Freke

The Freke Family and Dr John Mortimer




For 75 years the Freke family supplied the parsons to the comfortable living of Clannaborough.

 

Rev John Freke was born in 1699, one of the twelve children of Rev Francis Freke, Vicar of Loddiswell. Formerly Chaplain to the Bishop of Norwich, he was appointed Vicar of Clannaborough in 1733.

 

On his death in 1754 he was succeeded by his brother, Rev Richard Freke, who, while he was Vicar of Clannaborough, was also Curate of nearby Down St Mary and Rector of Beaford. As a curate in Thorverton in 1740 he had married Grace Thomas. He died aged 90 in 1800.



There is a memorial to the couple in Clannaborough Church


In 1783 his son Rev Freeman Freke (1742-1809) took over as vicar. (His son Thomas (1774-1837) was Rector of both Loddiswell and Down St Mary, and married Maria Wreford of Natson, Bow, whose sister was married to Samuel Budd, surgeon of North Tawton). Rev. Freeman Freke had an unusual way with words, describing some of the unmarried mothers of children he baptised as "an harlot".

 

In Clannaborough in 1806 Freeman Freke’s daughter Elizabeth then aged 39 married John Mortimer, a 24 year old naval surgeon born in Torrington in North Devon. (His father, also a surgeon called John, had been buried at Clannaborough in 1793 and had presumably been living nearby.)

 

John Mortimer junior’s naval career started in 1805 when he was an assistant surgeon on board HMS Africa at the Battle of Trafalgar. He then served in the Caribbean for nine years: He first ran the hospital in the islands of Antigua and Martinique, at that time in British hands. In 1809 he was appointed Principal Naval Medical Officer to the Hospital in Barbados for over six years.

 

Between 1816 and 1817 he served as surgeon on the convict ship “Fame” on a voyage to Australia and back.

 

Back in Torrington in 1820, he described the successful treatment of a child who had eaten rat poison containing a mercury salt. This involved the child, who was under two, swallowing the whites of 67 eggs.

 


Whilst serving in the West Indies he cared for patients suffering from Yellow Fever. At that time it wasn't known that the disease was spread by mosquito bites, and there was a debate as to whether the disease was contagious. He wrote a report, correctly stating:


“We do not allow the fever of the West Indies, commonly called the “Yellow Fever” to be at all infectious in any of its forms or stages.

We have never known of an instance of its communication to patients at the several naval hospitals, whilst under cure for other complaints, though such patients have never been interdicted, on the contrary encouraged, to offer every additional aid, for the greater comfort of their suffering brethren.

We are of opinion … that vapours emitted from holds of ships having in them the commixture of various animal and vegetable substances, in a state of putrefaction, are quite sufficient for the production of the worst kind of Bulam [yellow] fevers; that to such effluvia may be justly attributed much of the depopulation occurring among Europeans in intertropical climates.

He returned to the Naval Hospital in Haslar in 1830.


Then in 1833, at Bow Street Court in London, an Eliza Sparrow nee Stoddart "aged about 30" was charged with bigamously marrying John Shephard, a butcher of Gravel Lane, Southwark, whilst her husband Joseph Sparrow was still alive. Born in Barbados, Eliza claimed to be an illegitimate daughter of "Dr Mortimer, of Haslar Hospital, Portsmouth".


(Eliza had a son, born in Middlesex in 1825, named Joseph Mortimer Sparrow who, like his father Joseph, became a cloth worker employing several men. The parents separated when he was about a year old, and Eliza and her son spent some time in the workhouse.)

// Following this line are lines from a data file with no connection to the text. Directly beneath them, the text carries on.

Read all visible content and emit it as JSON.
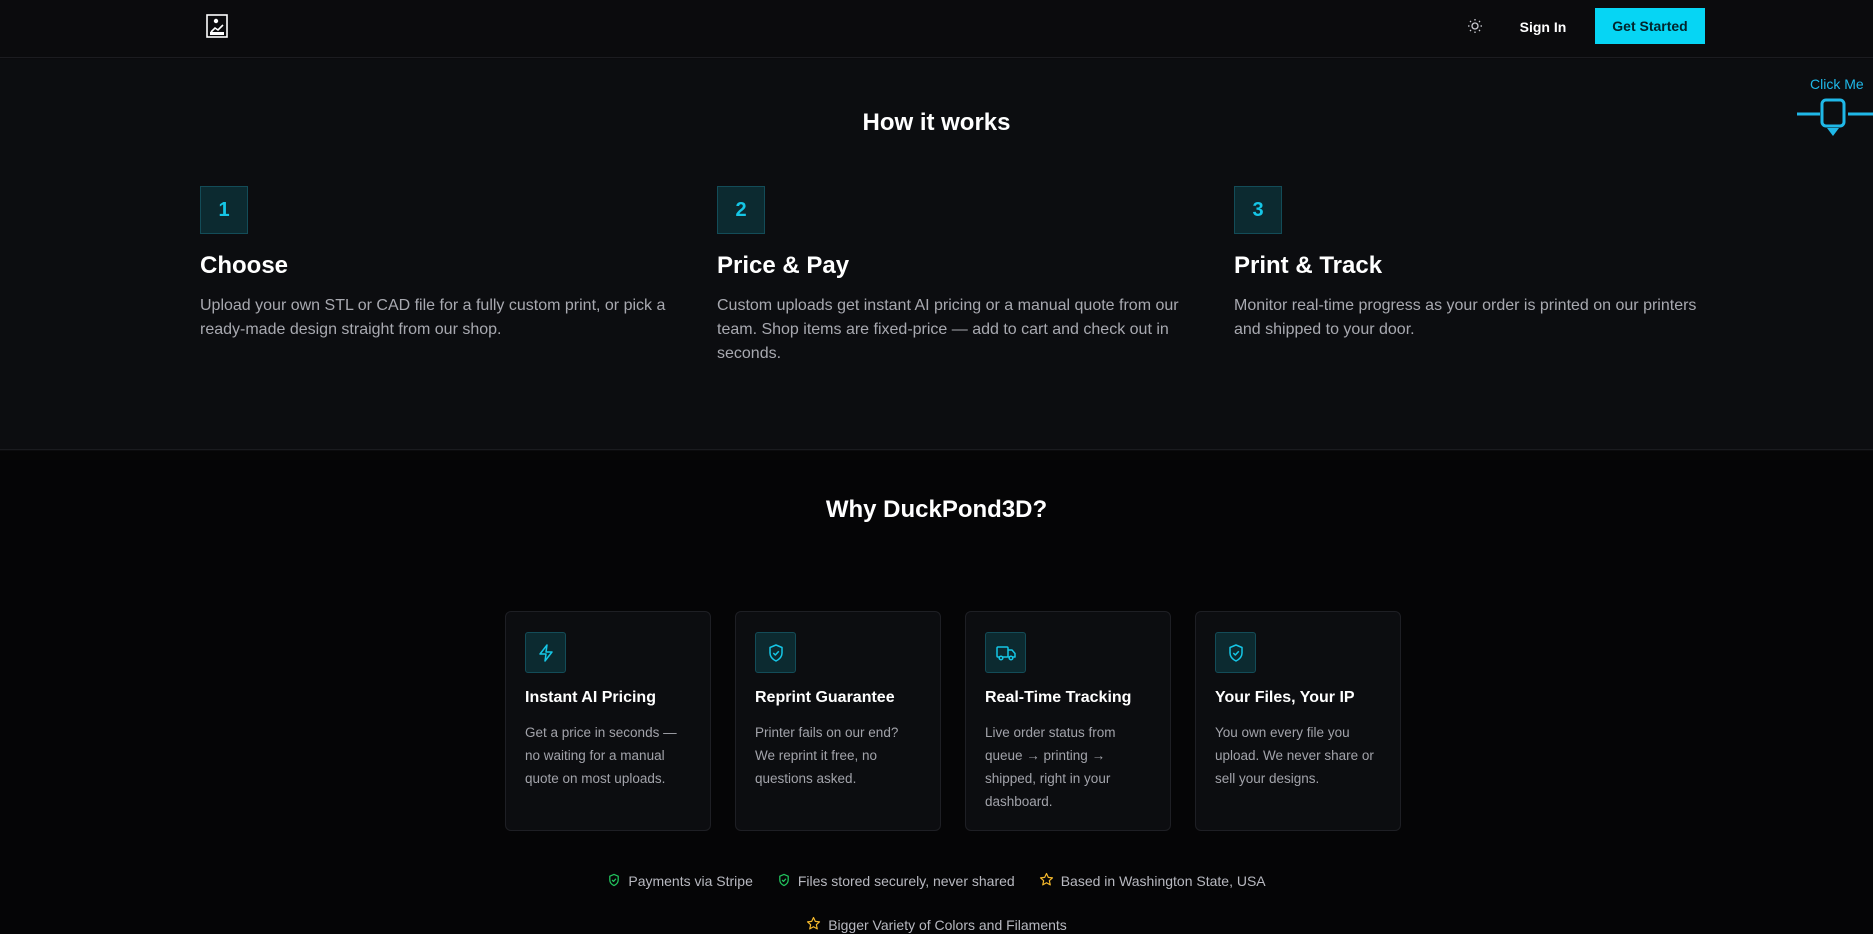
{
  "header": {
    "sign_in_label": "Sign In",
    "get_started_label": "Get Started",
    "accent": "#06d5f4"
  },
  "floating_widget": {
    "label": "Click Me"
  },
  "how_it_works": {
    "title": "How it works",
    "steps": [
      {
        "number": "1",
        "title": "Choose",
        "description": "Upload your own STL or CAD file for a fully custom print, or pick a ready-made design straight from our shop."
      },
      {
        "number": "2",
        "title": "Price & Pay",
        "description": "Custom uploads get instant AI pricing or a manual quote from our team. Shop items are fixed-price — add to cart and check out in seconds."
      },
      {
        "number": "3",
        "title": "Print & Track",
        "description": "Monitor real-time progress as your order is printed on our printers and shipped to your door."
      }
    ]
  },
  "why": {
    "title": "Why DuckPond3D?",
    "cards": [
      {
        "icon": "lightning-icon",
        "title": "Instant AI Pricing",
        "description": "Get a price in seconds — no waiting for a manual quote on most uploads."
      },
      {
        "icon": "shield-check-icon",
        "title": "Reprint Guarantee",
        "description": "Printer fails on our end? We reprint it free, no questions asked."
      },
      {
        "icon": "truck-icon",
        "title": "Real-Time Tracking",
        "description": "Live order status from queue → printing → shipped, right in your dashboard."
      },
      {
        "icon": "shield-check-icon",
        "title": "Your Files, Your IP",
        "description": "You own every file you upload. We never share or sell your designs."
      }
    ],
    "badges": [
      {
        "icon": "shield-check-icon",
        "label": "Payments via Stripe",
        "color": "#22c55e"
      },
      {
        "icon": "shield-check-icon",
        "label": "Files stored securely, never shared",
        "color": "#22c55e"
      },
      {
        "icon": "star-icon",
        "label": "Based in Washington State, USA",
        "color": "#f5b92c"
      },
      {
        "icon": "star-icon",
        "label": "Bigger Variety of Colors and Filaments",
        "color": "#f5b92c"
      }
    ]
  }
}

Eliza was found guilty and sentenced to be transported to New South Wales for seven years. She arrived on the "Buffalo" in October 1833. Little is known of her life as a convict other than that she ran away from her master in Sydney in April 1837, but was caught a few weeks later, after her description had been circulated:


"Sparrow Eliza , Buffalo , 33-545, 41, Barbadoes, nursery governess , 4 feet 9 ¾ inches , fair ruddy comp., auburn hair , hazel eyes, three scars inside left thumb, little finger of right hand crooked, genteel looking."


Back to Dr John Mortimer: In 1840 he was appointed Deputy to, then in 1846, as the Medical Inspector to the Royal Navy, based in Haslar. Elizabeth his wife died in 1847 without having any children, and he died in 1856.